II. Par une requête enregistrée le 6 avril 2016 sous le n° 16PA01199 et un mémoire en réplique enregistré le 15 septembre 2017, la ville de Paris, représentée par la SCP Foussard-Froger, avocats au Conseil d'État et à la Cour de cassation, demande à la Cour d'ordonner qu'il soit sursis à l'exécution du jugement n° 1414887 du 8 février 2016 du tribunal administratif de Paris.

Elle soutient que les moyens soulevés dans le cadre de l'instance au fond répondent à l'exigence posée pour qu'un sursis à exécution du jugement attaqué soit prononcé.

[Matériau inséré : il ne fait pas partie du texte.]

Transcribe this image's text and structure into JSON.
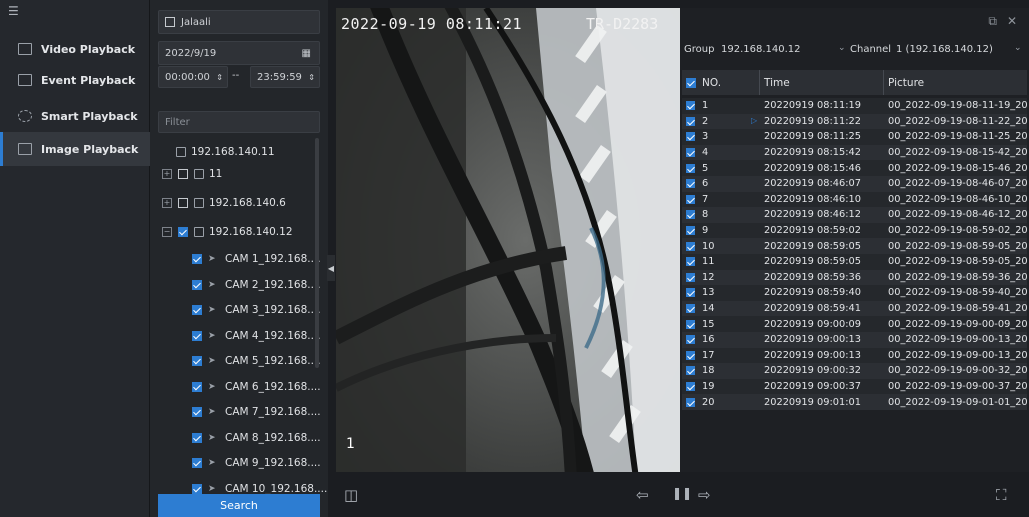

Par un mémoire en défense enregistré le 30 septembre 2016, l'association de valorisation du quartier Paris Maillot Dauphine, la coordination pour la sauvegarde du bois de Boulogne, M. A...D..., M. F...H...et M. G...E..., représentés par MeB..., concluent au rejet de la requête et à ce qu'il soit mis la somme de 1 000 euros à la charge de la ville de Paris en application de l'article L. 761-1 du code de justice administrative.

Ils font valoir que :

- les moyens d'appel ne justifient pas l'annulation du jugement attaqué ;

- les moyens de première instance étaient également de nature à justifier l'annulation de la délibération attaquée ;

- l'appelante ne peut obtenir la suspension de l'intégralité du jugement au seul motif que le tribunal n'aurait pas dû prononcer une mesure d'injonction.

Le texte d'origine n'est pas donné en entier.